Coking coal will stay on the list of raw materials critical for the European Union after Poland, a key producer of the energy source, succeeded in persuading the Commission after the latter published its proposal for a new Critical Raw Materials Act.

Of key importance to Poland, coking coal serves the production of steel used, among other things, in wind turbines. Polish company Jastrzębska Spółka Węglowa S.A. is the EU’s largest producer of that material.

“We succeeded! Coking coal (will remain) a raw material in the European Union. I am pleased that the European Commission again acceded to my appeal – especially when we cut off Russian energy sources and are accelerating the green transition,” tweeted Jerzy Buzek, a former European Parliament President and currently MEP from the opposition Civic Coalition (PO, EPP).

The Commission’s decision to allow coking coal to remain on the list since 2014 would facilitate gaining EU funds for future investments connected to coking coal and creating jobs, said Buzek.

Coking coal is also essential for Poland’s metal-forming industry. At the same time, steel is needed for the building of wind turbines, solar instalments and the development of the railway industry, the MEP added, quoted by Dziennik Gazeta Prawna.

The Commission publishes its Critical Raw Materials list from 2011 and updates it every four years with materials that “are crucial to technologies important to Europe’s green and digital ambitions and for defence and space applications,” the Commission said.
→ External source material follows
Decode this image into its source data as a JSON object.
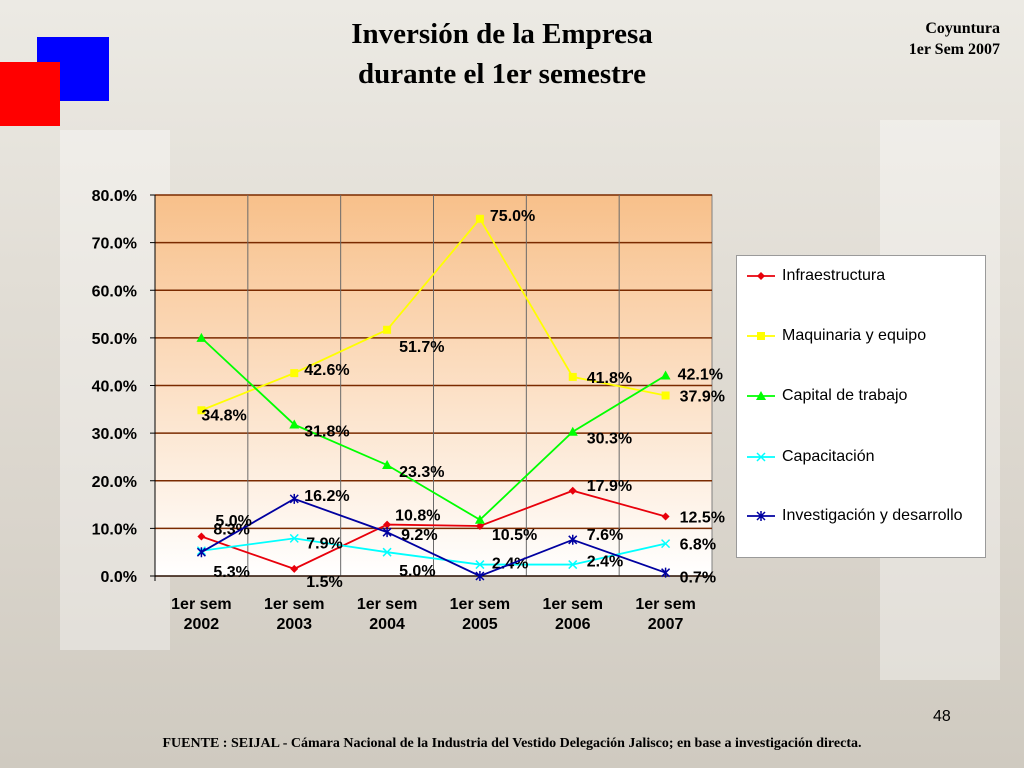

The Critical Raw Materials Act, associated with the list of critical raw materials, sets clear benchmarks for domestic capacities along the strategic raw material supply chain and to diversify EU supply by 2030: at least 10% of the EU’s annual consumption for extraction, at least 40% of the EU’s annual consumption for processing, at least 15% of the EU’s annual consumption for recycling and not more than 65% of the Union’s annual consumption of each strategic raw material at any relevant stage of processing from a single third country.